Tuesday, April 01, 2008

The future of scientific publishing... Is Thomson under fire?

In a nice editorial that came to my acquaintance, Koen Martens, the editor-in-chief of Hydrobiologia, makes a nice overview of the current state of scientific publishing world, as well as, envisaging the near future.

You can get it here: http://springerlink.com/content/1501276217582647/fulltext.pdf (it is of open access)


Of particular interest are the issues of the impact factors and their values (from Thomson’s ISI). Actually, it was only after reading this editorial that I realized that there are already several publications that, as I expected through my discussions with several colleagues, question the validity of these impact factors and on the excessive importance that they actually have (e.g., promotion or hiring of personel, grant applications, salary bonuses). Actually in an interesting editorial of The Journal of Cell Biology, it is questioned the validity of Thomson Scientific impact factors and the inability of the company to give the basic data used to calculate the impact factors. This editorial gives some nice insights on how this data can somehow be manipulated in order to improve a journal impact factor.

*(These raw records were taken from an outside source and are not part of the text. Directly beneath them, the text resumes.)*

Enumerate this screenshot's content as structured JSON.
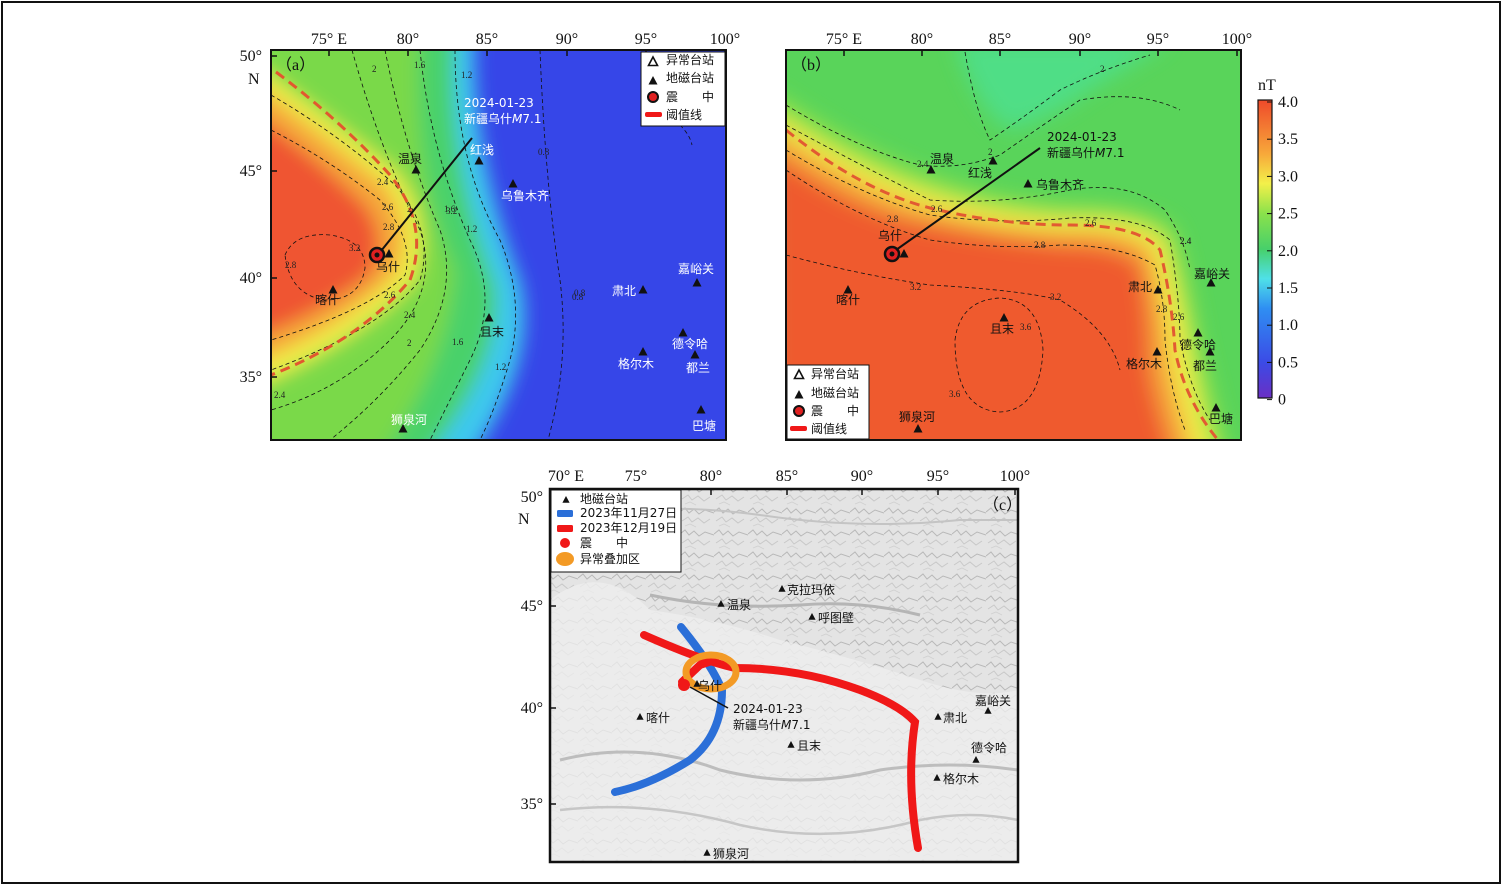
{
  "panel_a": {
    "label": "（a）",
    "lon_ticks": [
      "75° E",
      "80°",
      "85°",
      "90°",
      "95°",
      "100°"
    ],
    "lat_ticks": [
      "50°",
      "45°",
      "40°",
      "35°"
    ],
    "north": "N",
    "legend": [
      "异常台站",
      "地磁台站",
      "震　　中",
      "阈值线"
    ],
    "annotation": [
      "2024-01-23",
      "新疆乌什M7.1"
    ],
    "stations": [
      "温泉",
      "红浅",
      "乌鲁木齐",
      "乌什",
      "喀什",
      "且末",
      "肃北",
      "嘉峪关",
      "德令哈",
      "格尔木",
      "都兰",
      "狮泉河",
      "巴塘"
    ],
    "contours": [
      "2",
      "1.6",
      "1.2",
      "0.8",
      "2.4",
      "2.6",
      "2.8",
      "3.2",
      "2",
      "2.4",
      "2.6",
      "2.8",
      "3.2",
      "1.6",
      "1.2",
      "2",
      "1.6",
      "1.2",
      "0.8",
      "2.4",
      "0.8"
    ]
  },
  "panel_b": {
    "label": "（b）",
    "lon_ticks": [
      "75° E",
      "80°",
      "85°",
      "90°",
      "95°",
      "100°"
    ],
    "legend": [
      "异常台站",
      "地磁台站",
      "震　　中",
      "阈值线"
    ],
    "annotation": [
      "2024-01-23",
      "新疆乌什M7.1"
    ],
    "stations": [
      "温泉",
      "红浅",
      "乌鲁木齐",
      "乌什",
      "喀什",
      "且末",
      "肃北",
      "嘉峪关",
      "德令哈",
      "格尔木",
      "都兰",
      "狮泉河",
      "巴塘"
    ],
    "contours": [
      "2",
      "2",
      "2.4",
      "2.6",
      "2.8",
      "2.6",
      "2.4",
      "2.8",
      "3.2",
      "3.2",
      "3.6",
      "3.6",
      "2.8",
      "2.6",
      "2.4"
    ]
  },
  "colorbar": {
    "unit": "nT",
    "ticks": [
      "4.0",
      "3.5",
      "3.0",
      "2.5",
      "2.0",
      "1.5",
      "1.0",
      "0.5",
      "0"
    ]
  },
  "panel_c": {
    "label": "（c）",
    "lon_ticks": [
      "70° E",
      "75°",
      "80°",
      "85°",
      "90°",
      "95°",
      "100°"
    ],
    "lat_ticks": [
      "50°",
      "45°",
      "40°",
      "35°"
    ],
    "north": "N",
    "legend": [
      "地磁台站",
      "2023年11月27日",
      "2023年12月19日",
      "震　　中",
      "异常叠加区"
    ],
    "annotation": [
      "2024-01-23",
      "新疆乌什M7.1"
    ],
    "stations": [
      "克拉玛依",
      "温泉",
      "呼图壁",
      "乌什",
      "喀什",
      "且末",
      "肃北",
      "嘉峪关",
      "德令哈",
      "格尔木",
      "狮泉河"
    ],
    "colors": {
      "blue_line": "#2b6fd8",
      "red_line": "#f01818",
      "overlap": "#f39a25"
    }
  }
}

I think that most of the current problems are due to a lack of competition on this area. However, just recently some new tools are available that can provide further insights on the impacts that a specific publication is having. As presented in Nature, a free journal-ranking tool is now available through SCImago (since December of last year). It is called SCImago Journal & Country Rank database and presents a new rank called SJR, that analyses the citation links between journals in a series of iterative cycles, similarly as Google PageRank algorithm. Therefore not all the citations are considered equally, with those coming from journals with higher SJR having more weight. Also, contrarily to the two year citation window of JCR impact factors, the SJR ranking uses the last three years and the Scopus reference database.

From my initial tests this ranking seems to be very interesting, but the rooting of the current impact factors is so deep that I envisage a long period before this or other ranks can start to be considered. At least this a beginning.

You can test it in here for free: http://www.scimagojr.com/index.php.

A similar citation index is the Eigenfactor (http://www.eigenfactor.org/), that despite being based on Thomson data, also uses the method behind Google's PageRank.

So, as Declan Butler said in his news section in Nature, is Thomson going to be under fire?

P.S. Many thanks to my colleague Bruno Castro (Department of Biology, University of Aveiro) for sending me the editorial that originated this post, and I hope, future discussion on impact factors.